Step 2: Predicting input for a particular output

Properties of Equality

Recall the properties of equality.

  • The addition property of equality states, for all real numbers [latex]a, b, \text{ and } c: \text{ if } a=b \text{, then } a+c=b+c[/latex]. That is, we may add or subtract the same amount to both entire sides of an equation without changing its value.
  • The multiplication property of equality states, for all real numbers [latex]a, b, \text{ and } c: \text{ if } a=b \text{, then } a \cdot c=b \cdot c[/latex]. That is, we may multiply or divide the same amount to both entire sides of an equation without changing its value.
    1. Let’s write a new formula that returns the number of years it will take to reach a certain goal for the total number of coins in the collection.
    2. In cell A7 (delete any information you put there earlier), type “Coin goal.”
    3. In cell A8, type “Years required.”
    4. In our formula [latex]y=12x+47[/latex], we will let [latex]y[/latex] represent the Coin total we desire and solve for [latex]x[/latex].

       

      [latex]
      \begin{array}{rcl} y&=&12x+47 & \\
      y-47&=&12x & \text{subtract 47 on both sides} \\
      \dfrac{\left(y-47\right)}{12}&=&x & \text{divide by 12 on both sides} \\
      \end{array}[/latex]

       

    5. Using the formula solved for input, [latex]x=\dfrac{\left(y-47\right)}{12}[/latex], populate cell B8, with the appropriate substitutions for initial value (B1), slope (B2), and desired output (B7).
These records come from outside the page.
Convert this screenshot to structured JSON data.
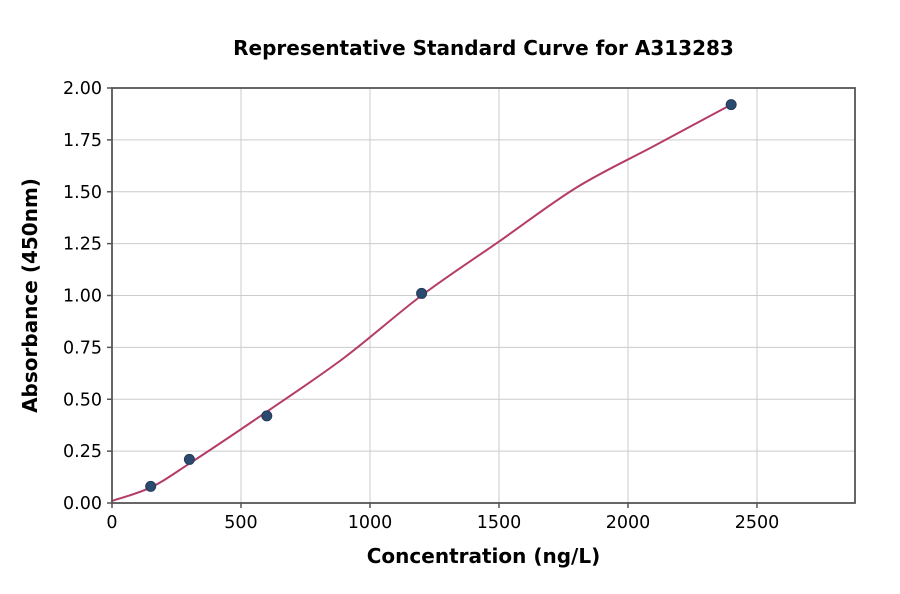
{
  "chart_data": {
    "type": "scatter",
    "title": "Representative Standard Curve for A313283",
    "xlabel": "Concentration (ng/L)",
    "ylabel": "Absorbance (450nm)",
    "xlim": [
      0,
      2880
    ],
    "ylim": [
      0,
      2.0
    ],
    "grid": true,
    "legend": "none",
    "xticks": {
      "values": [
        0,
        500,
        1000,
        1500,
        2000,
        2500
      ],
      "labels": [
        "0",
        "500",
        "1000",
        "1500",
        "2000",
        "2500"
      ]
    },
    "yticks": {
      "values": [
        0,
        0.25,
        0.5,
        0.75,
        1.0,
        1.25,
        1.5,
        1.75,
        2.0
      ],
      "labels": [
        "0.00",
        "0.25",
        "0.50",
        "0.75",
        "1.00",
        "1.25",
        "1.50",
        "1.75",
        "2.00"
      ]
    },
    "points": [
      {
        "x": 150,
        "y": 0.08
      },
      {
        "x": 300,
        "y": 0.21
      },
      {
        "x": 600,
        "y": 0.42
      },
      {
        "x": 1200,
        "y": 1.01
      },
      {
        "x": 2400,
        "y": 1.92
      }
    ],
    "fit_curve": [
      [
        0,
        0.01
      ],
      [
        150,
        0.075
      ],
      [
        300,
        0.19
      ],
      [
        600,
        0.44
      ],
      [
        900,
        0.7
      ],
      [
        1200,
        1.0
      ],
      [
        1500,
        1.26
      ],
      [
        1800,
        1.52
      ],
      [
        2100,
        1.72
      ],
      [
        2400,
        1.92
      ]
    ],
    "colors": {
      "curve": "#b53c68",
      "marker": "#2b4a6d",
      "marker_edge": "#223c5a",
      "grid": "#cccccc",
      "spine": "#555555",
      "text": "#000000",
      "background": "#ffffff"
    }
  }
}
Into cell B8 type, =(B$7-B$1)/B$2 and Enter.
    6. Set the Coin goal to 500 in cell B7, then Enter. Years required should be 37.75. Then, try adjusting the starting coins and annual increase to see how many or how few years you could reach your goal of 500 total coins.Storing a formula in a spreadsheet is useful for trying out different scenarios and making quick predictions. If the formula is one you use often, a spreadsheet can save you time and energy in the calculations.